Cecil B. DeMille presented Grauman with a laurel wreath. Robin Hood actors like Wallace Beery and Sam De Grasse dusted off their onscreen costumes in a live prologue. Jan Stofer directed the orchestra in an overture of selections from Aida; Victor Schertzinger, who composed the score, then took over at the podium. Frederick Burr Scholl played the theater’s Wurlitzer organ.

The ensuing news coverage was euphoric. The Times praised: “It was a night of nights — the night of nights in cinema annals here, making certain a new epoch in the picture art, perhaps even signalizing a new era in the popularizing of the artistic spirit.” The Los Angeles Record called the joint debut of the theater and the movie “a double triumph.”

The following February, the Times noted that Robin Hood’s run at the theater — which ultimately lasted until April 8, 1923 — had “broken all records for any motion picture in California for length of engagement.” But the legacy of the October 18 festivities looms larger than that. One century later, the premiere is a staple of entertainment promotion. And the red carpet has taken on such a life of its own that it is now as much a phenomenon as the events that it precedes.

Douglas Fairbanks Sr. and Robert Fairbanks

Douglas Fairbanks, Sr. and his brother and business manager Robert Fairbanks, on set of Robin Hood in 1922. Courtesy Everett Collection

Grauman made a career out of monetizing spectacle, and in the past 100 years, the red carpet has followed his lead — transforming from a glorified arrow pointing stars towards the building into a business-within-a-business and a show-within-a-show. The red carpet’s appearance on the awards show circuit was a key stop on its path to ubiquity. The Oscars unfurled its inaugural red carpet in 1961 and televised its carpet for the first time in 1964. In the years since, the red carpet has gone from a blip of the broadcast to a full-scale television production.

Fashion, in part, made the red carpet the lucrative enterprise that it is today. By the 1990s, stars and brands were teaming up to bring pricy couture to megawatt events. While Grauman’s guests may not have been answering “Who are you wearing?,” red carpet style does have roots in 1922. The Times declared of the Robin Hood premiere: “Never, perhaps, has there been such an array of gorgeous feminine attire under one roof. The premiere was a veritable fashion show in this splendor.…”
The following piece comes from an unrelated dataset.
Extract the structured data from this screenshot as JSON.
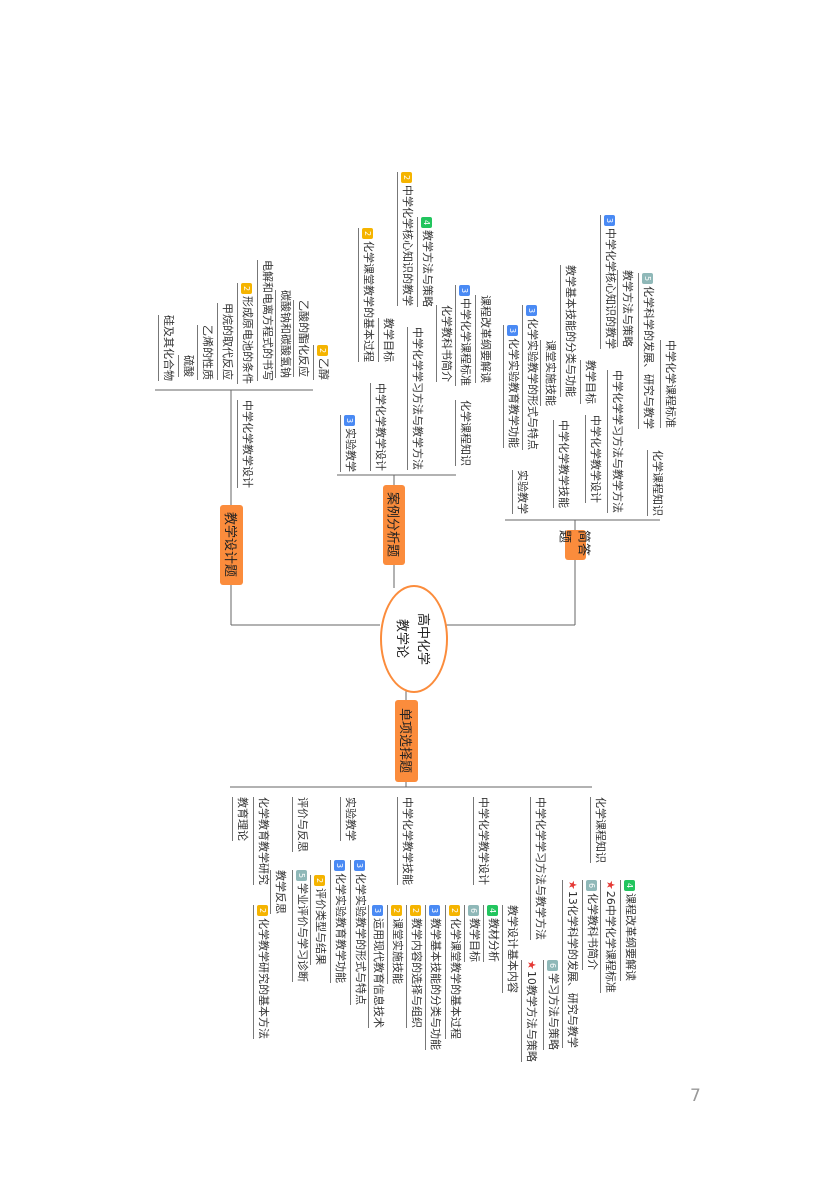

At the Robin Hood premiere, now so long ago, the speakers seemed to know that a new chapter in their industry had begun. “Isn’t this a great night for Hollywood, my friends and neighbors — am I not right when I say that it is?” Lasky asked.

“This night is a most auspicious one for Los Angeles, but it is still more auspicious for Hollywood,” Eastman decreed. “It marks Hollywood’s advent from the status of a small town to a city of metropolitan importance, where world premieres are shown.” It marked, too, the advent of two intertwined traditions that endure 100 years later.